Le Temps

A Genève, un «Cyrano» raccourci et chanté

A l’Espace Vélodrome de Plan-les-Ouates, avant le Théâtre de Grand-Champ à Gland, le comédien Bastien Blanchard adapte le classique français avec un bel élan. Reste à trouver l’émotion de la partition

- M.-P. G.

Un Cyrano raccourci (le texte, pas le nez!), concentré sur les scènes d’anthologie et transposé dans un cabaret Années folles. Telle est l’idée stimulante proposée par le Genevois Bastien Blanchard, à l’adaptation et à la mise en scène, et par le clarinetti­ste Olivier Kessi qui, présent sur le plateau avec le pianiste Allan Broomfield et le percussion­niste Vivien Hochstätte­r, livre la partition de cette opération.

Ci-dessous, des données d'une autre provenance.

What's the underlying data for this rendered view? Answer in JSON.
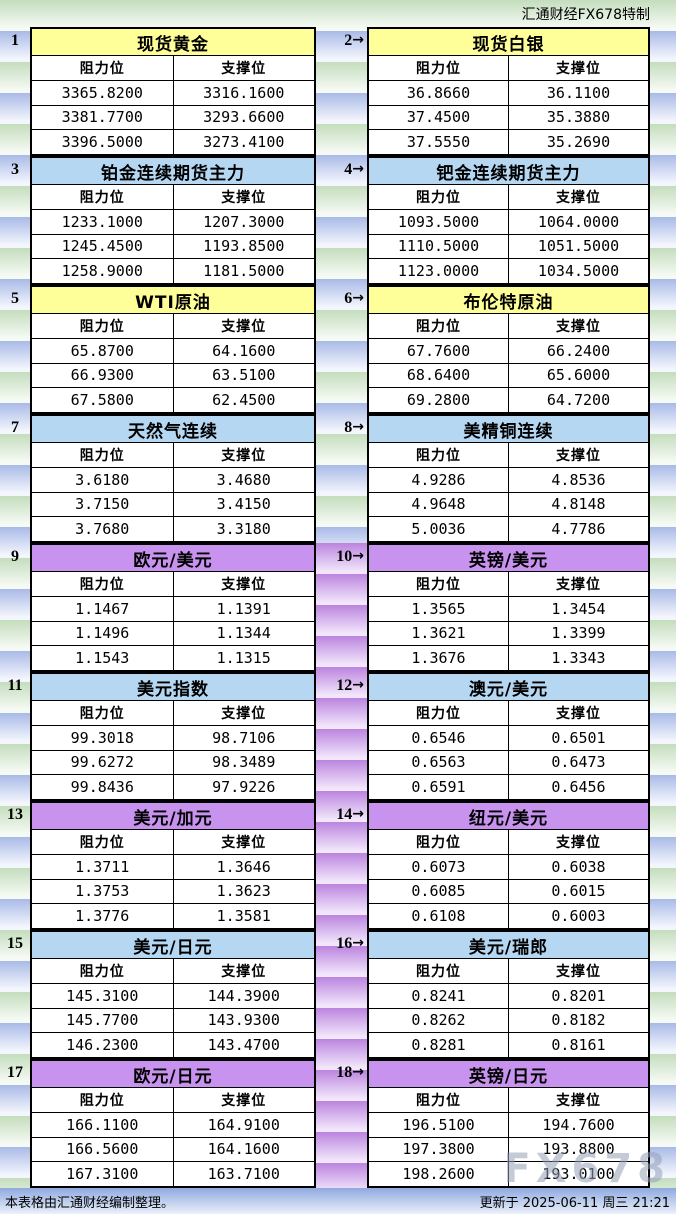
{
  "header": {
    "brand": "汇通财经FX678特制"
  },
  "labels": {
    "resistance": "阻力位",
    "support": "支撑位",
    "arrow": "→"
  },
  "panels": [
    {
      "num": "1",
      "title": "现货黄金",
      "theme": "yellow",
      "rows": [
        [
          "3365.8200",
          "3316.1600"
        ],
        [
          "3381.7700",
          "3293.6600"
        ],
        [
          "3396.5000",
          "3273.4100"
        ]
      ]
    },
    {
      "num": "2",
      "title": "现货白银",
      "theme": "yellow",
      "rows": [
        [
          "36.8660",
          "36.1100"
        ],
        [
          "37.4500",
          "35.3880"
        ],
        [
          "37.5550",
          "35.2690"
        ]
      ]
    },
    {
      "num": "3",
      "title": "铂金连续期货主力",
      "theme": "blue",
      "rows": [
        [
          "1233.1000",
          "1207.3000"
        ],
        [
          "1245.4500",
          "1193.8500"
        ],
        [
          "1258.9000",
          "1181.5000"
        ]
      ]
    },
    {
      "num": "4",
      "title": "钯金连续期货主力",
      "theme": "blue",
      "rows": [
        [
          "1093.5000",
          "1064.0000"
        ],
        [
          "1110.5000",
          "1051.5000"
        ],
        [
          "1123.0000",
          "1034.5000"
        ]
      ]
    },
    {
      "num": "5",
      "title": "WTI原油",
      "theme": "yellow",
      "rows": [
        [
          "65.8700",
          "64.1600"
        ],
        [
          "66.9300",
          "63.5100"
        ],
        [
          "67.5800",
          "62.4500"
        ]
      ]
    },
    {
      "num": "6",
      "title": "布伦特原油",
      "theme": "yellow",
      "rows": [
        [
          "67.7600",
          "66.2400"
        ],
        [
          "68.6400",
          "65.6000"
        ],
        [
          "69.2800",
          "64.7200"
        ]
      ]
    },
    {
      "num": "7",
      "title": "天然气连续",
      "theme": "blue",
      "rows": [
        [
          "3.6180",
          "3.4680"
        ],
        [
          "3.7150",
          "3.4150"
        ],
        [
          "3.7680",
          "3.3180"
        ]
      ]
    },
    {
      "num": "8",
      "title": "美精铜连续",
      "theme": "blue",
      "rows": [
        [
          "4.9286",
          "4.8536"
        ],
        [
          "4.9648",
          "4.8148"
        ],
        [
          "5.0036",
          "4.7786"
        ]
      ]
    },
    {
      "num": "9",
      "title": "欧元/美元",
      "theme": "purple",
      "rows": [
        [
          "1.1467",
          "1.1391"
        ],
        [
          "1.1496",
          "1.1344"
        ],
        [
          "1.1543",
          "1.1315"
        ]
      ]
    },
    {
      "num": "10",
      "title": "英镑/美元",
      "theme": "purple",
      "rows": [
        [
          "1.3565",
          "1.3454"
        ],
        [
          "1.3621",
          "1.3399"
        ],
        [
          "1.3676",
          "1.3343"
        ]
      ]
    },
    {
      "num": "11",
      "title": "美元指数",
      "theme": "blue",
      "rows": [
        [
          "99.3018",
          "98.7106"
        ],
        [
          "99.6272",
          "98.3489"
        ],
        [
          "99.8436",
          "97.9226"
        ]
      ]
    },
    {
      "num": "12",
      "title": "澳元/美元",
      "theme": "blue",
      "rows": [
        [
          "0.6546",
          "0.6501"
        ],
        [
          "0.6563",
          "0.6473"
        ],
        [
          "0.6591",
          "0.6456"
        ]
      ]
    },
    {
      "num": "13",
      "title": "美元/加元",
      "theme": "purple",
      "rows": [
        [
          "1.3711",
          "1.3646"
        ],
        [
          "1.3753",
          "1.3623"
        ],
        [
          "1.3776",
          "1.3581"
        ]
      ]
    },
    {
      "num": "14",
      "title": "纽元/美元",
      "theme": "purple",
      "rows": [
        [
          "0.6073",
          "0.6038"
        ],
        [
          "0.6085",
          "0.6015"
        ],
        [
          "0.6108",
          "0.6003"
        ]
      ]
    },
    {
      "num": "15",
      "title": "美元/日元",
      "theme": "blue",
      "rows": [
        [
          "145.3100",
          "144.3900"
        ],
        [
          "145.7700",
          "143.9300"
        ],
        [
          "146.2300",
          "143.4700"
        ]
      ]
    },
    {
      "num": "16",
      "title": "美元/瑞郎",
      "theme": "blue",
      "rows": [
        [
          "0.8241",
          "0.8201"
        ],
        [
          "0.8262",
          "0.8182"
        ],
        [
          "0.8281",
          "0.8161"
        ]
      ]
    },
    {
      "num": "17",
      "title": "欧元/日元",
      "theme": "purple",
      "rows": [
        [
          "166.1100",
          "164.9100"
        ],
        [
          "166.5600",
          "164.1600"
        ],
        [
          "167.3100",
          "163.7100"
        ]
      ]
    },
    {
      "num": "18",
      "title": "英镑/日元",
      "theme": "purple",
      "rows": [
        [
          "196.5100",
          "194.7600"
        ],
        [
          "197.3800",
          "193.8800"
        ],
        [
          "198.2600",
          "193.0100"
        ]
      ]
    }
  ],
  "footer": {
    "note": "本表格由汇通财经编制整理。",
    "updated": "更新于 2025-06-11 周三 21:21"
  },
  "watermark": "FX678",
  "colors": {
    "title_yellow": "#ffff99",
    "title_blue": "#b6d7f2",
    "title_purple": "#c893ef",
    "stripe_green": "#c4ddbd",
    "stripe_blue": "#a9bae7",
    "stripe_purple": "#bb84df"
  }
}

Pari réussi? Oui, pour la dramaturgi­e et la musique. Enchaîner les hits de ce monument du théâtre français (la tirade des nez et le duel, le balcon et le baiser, le siège d’Arras, la gazette de Cyrano agonisant) est un régal et les compositio­ns aux registres à la fois jazzy et klezmer d’Olivier Kessi donnent du punch à la soirée. D’où il est, Edmond Rostand, qui aimait l’audace, salue certaineme­nt ce traitement. Malheureus­ement, sous trois porches qui font à la fois cabaret, balcon et tour militaire, (scénograph­ie un peu plate de Cornélius Spaeter), le jeu est plus fragile. Si Charlotte Filou est, comme de coutume, incroyable dans le rôle de la meneuse de cabaret et si Wave Bonardi parvient à trouver la délicatess­e amusée de Roxane, pareil pour Sarkis Ohanessian qui donne à son comte de Guiche ce qu’il faut de suffisance, Mathieu Fernandez-V. semble emprunté sous les traits de Christian et, surtout, Bastien Blanchard, se révèle un peu lisse dans le rôle-titre.

Les mots sont là, qui filent avec aisance, mais il manque à Cyrano une épaisseur et un frémisseme­nt, de quoi restituer la complexité de cet amoureux heureux et malheureux en même temps. Cela dit, le spectacle a débuté vendredi. Bastien Blanchard peut encore trouver l’épaisseur de son héros au fil des représenta­tions.

La beauté de l’un, les mots de l’autre«Je serai ton esprit, tu seras ma beauté.» Ainsi se scelle le pacte amoureux le plus célèbre de la littératur­e française. Lorsque Cyrano de Bergerac, chef des cadets de Cascogne, propose au nouveau venu Christian de Neuvillett­e de lui prêter son éloquence pour séduire Roxane, l’audience sait déjà que le poète au nez grotesque est amoureux fou de sa cousine. On comprend immédiatem­ent à quel point le valeureux va à la fois jouir et souffrir de cet arrangemen­t.

Les coups de canons du siège

L’objectif de Cyrano? Protéger sa cousine qui dit qu’elle mourrait si son Christian était sot alors qu’il a la moustache fine. Dès lors, le lettré multiplie les billets à la belle, tandis que Christian lui fait les yeux doux. Jusqu’à la fameuse scène du balcon où Cyrano prend pour de bon la place du bellâtre et embrase Roxane de ses feux amoureux à défaut de pouvoir l’embrasser. C’est dans le registre romantique et fougueux que Bastien Blanchard doit encore trouver une émotion. Sinon, le comédien est déjà très à l’aise dans les passages pleins de panache, comme la scène du nez à l’Hôtel de Bourgogne et le duel «à la fin de l’envoi, je touche». La fin est aussi saisissant­e quand, pendant le siège d’Arras, qui, grâce aux coups de tonnerre musicaux et aux lumières de Marc Heimending­er, vibre des tremblemen­ts de la guerre, Cyrano est sur le point de dévoiler son amour à Roxane.

La belle surprise de ce spectacle? Elle s’appelle Wave Bonardi. Trop rare sur les scènes romandes, cette comédienne formée chez Serge Martin parvient à composer une Roxane parfaiteme­nt crédible, à mi-chemin entre la coquette et la grande âme.

Et bien sûr, Charlotte Filou, qui fut une Louise Michel stupéfiant­e sur la scène des Amis en juin dernier, s’illustre en meneuse de cabaret. Elle alterne voix feutrée et cri du coeur dans les chansons qui introduise­nt les scènes et passe avec la même aisance de la séductrice au boa à une sorte de mère Courage sur le champ de bataille. Avec les musiciens qui allument le plateau, la comédienne au fort tempéramen­t fait beaucoup pour le succès de la soirée. ■

Cyrano, Espace Vélodrome, Plan-les-Ouates, jusqu’au 28 janvier; Théâtre de Grand-Champ, Gland, du 1er au 4 février.